We hiked the "Grand Canyon" of Hawaii, Waimea Canyon in Koke'e State Park, a one-mile-wide, 10-mile long canyon that's more than 3,600 feet deep. We hiked the jungle-like Kalalau Trail on the Napali Coast, an area of the island reachable only on foot, picking and eating guava fruits along the way. And we hiked through rice paddies near Hanalei in a spot that looks like it could be in Vietnam (in fact, it has been used as a set for Vietnam by filmmakers).

We also kayaked down the Wailua River with Ali'i Kayaks (www.aliikayaks.com, 877 246-2544) on one of the only navigable rivers in Hawaii, ditching our kayaks at one point for a two-hour hike to a hidden waterfall. The end point was a little disappointing-there are much more impressive waterfalls less than an hour's drive from Manhattan-but the mangoes we picked up along the way were delicious.

Kauai is round, but the coastal road that runs around the island is not a complete circle.
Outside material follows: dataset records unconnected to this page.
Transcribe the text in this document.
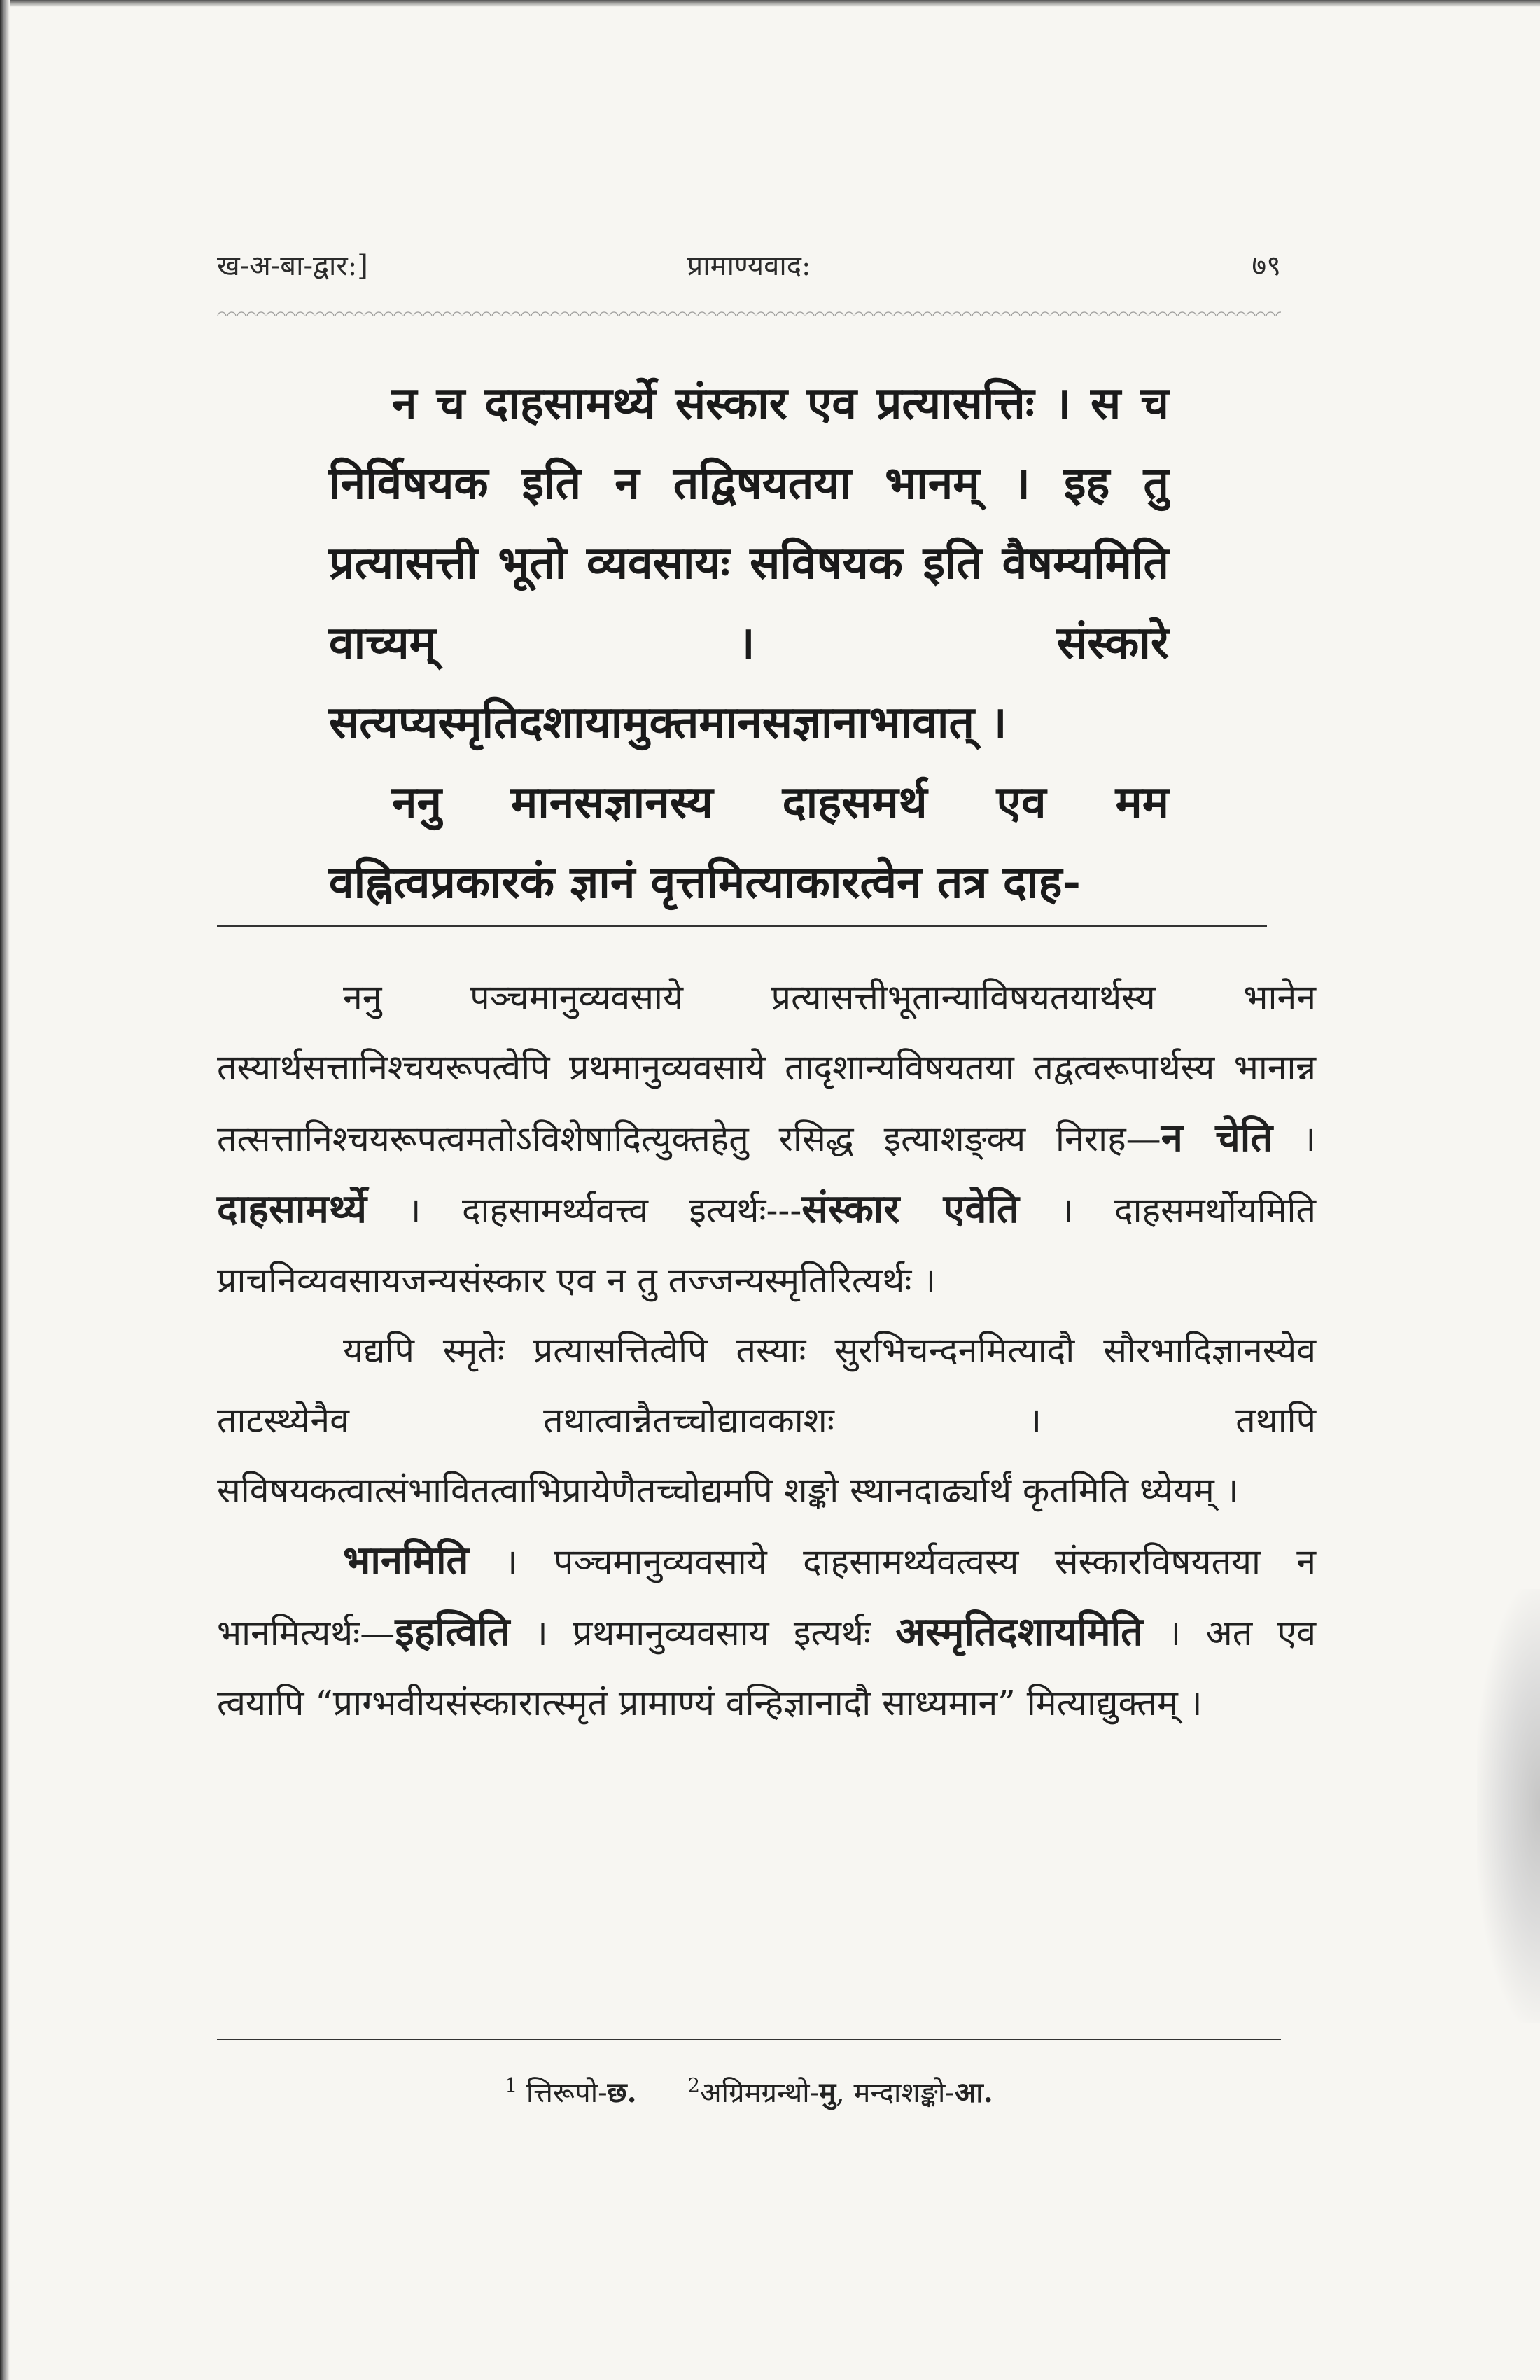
ख-अ-बा-द्वार:]	प्रामाण्यवाद:	७९

न च दाहसामर्थ्ये संस्कार एव प्रत्यासत्तिः । स च निर्विषयक इति न तद्विषयतया भानम् । इह तु प्रत्यासत्ती भूतो व्यवसायः सविषयक इति वैषम्यमिति वाच्यम् । संस्कारे सत्यप्यस्मृतिदशायामुक्तमानसज्ञानाभावात् ।

ननु मानसज्ञानस्य दाहसमर्थ एव मम वह्नित्वप्रकारकं ज्ञानं वृत्तमित्याकारत्वेन तत्र दाह-

ननु पञ्चमानुव्यवसाये प्रत्यासत्तीभूतान्याविषयतयार्थस्य भानेन तस्यार्थसत्तानिश्चयरूपत्वेपि प्रथमानुव्यवसाये तादृशान्यविषयतया तद्वत्वरूपार्थस्य भानान्न तत्सत्तानिश्चयरूपत्वमतोऽविशेषादित्युक्तहेतु रसिद्ध इत्याशङ्क्य निराह—न चेति । दाहसामर्थ्ये । दाहसामर्थ्यवत्त्व इत्यर्थः---संस्कार एवेति । दाहसमर्थोयमिति प्राचनिव्यवसायजन्यसंस्कार एव न तु तज्जन्यस्मृतिरित्यर्थः ।

यद्यपि स्मृतेः प्रत्यासत्तित्वेपि तस्याः सुरभिचन्दनमित्यादौ सौरभादिज्ञानस्येव ताटस्थ्येनैव तथात्वान्नैतच्चोद्यावकाशः । तथापि सविषयकत्वात्संभावितत्वाभिप्रायेणैतच्चोद्यमपि शङ्को स्थानदार्ढ्यार्थं कृतमिति ध्येयम् ।

भानमिति । पञ्चमानुव्यवसाये दाहसामर्थ्यवत्वस्य संस्कारविषयतया न भानमित्यर्थः—इहत्विति । प्रथमानुव्यवसाय इत्यर्थः अस्मृतिदशायमिति । अत एव त्वयापि “प्राग्भवीयसंस्कारात्स्मृतं प्रामाण्यं वन्हिज्ञानादौ साध्यमान” मित्याद्युक्तम् ।

$^1$ त्तिरूपो-छ.	$^2$अग्रिमग्रन्थो-मु, मन्दाशङ्को-आ.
There's an 11-mile stretch along the Napali Coast with no road at all, which helps preserve the remote nature of the areas where the road ends on either side of Napali.

Hanalei Colony Resort and Spa (www.hcr.com, 800 628-3004) is located at one such end. To reach it you have to drive past the last town on Kauai's north short and over a series of picturesque one-lane bridges until you reach the serene, green bluff on which Hanalei sits.

We stayed in a two-bedroom condo with ocean views on three sides. Singing Kabbalat Shabbat as the sun set and Friday turned into Sabbath, we wondered if Moses would have come here if God had split the Pacific, rather than the Red Sea.

Hanalei is about getting back to nature, and to basics. It is by no means rustic-our condo had a full, kitchen a huge living room, a porch and access to a pool-but it's not meant to be a hotel. Hanalei has no phones, no TV and housekeeping only once every three days. At night, the only lights you see are the stars in the sky. Sometimes, that's just the way you want it.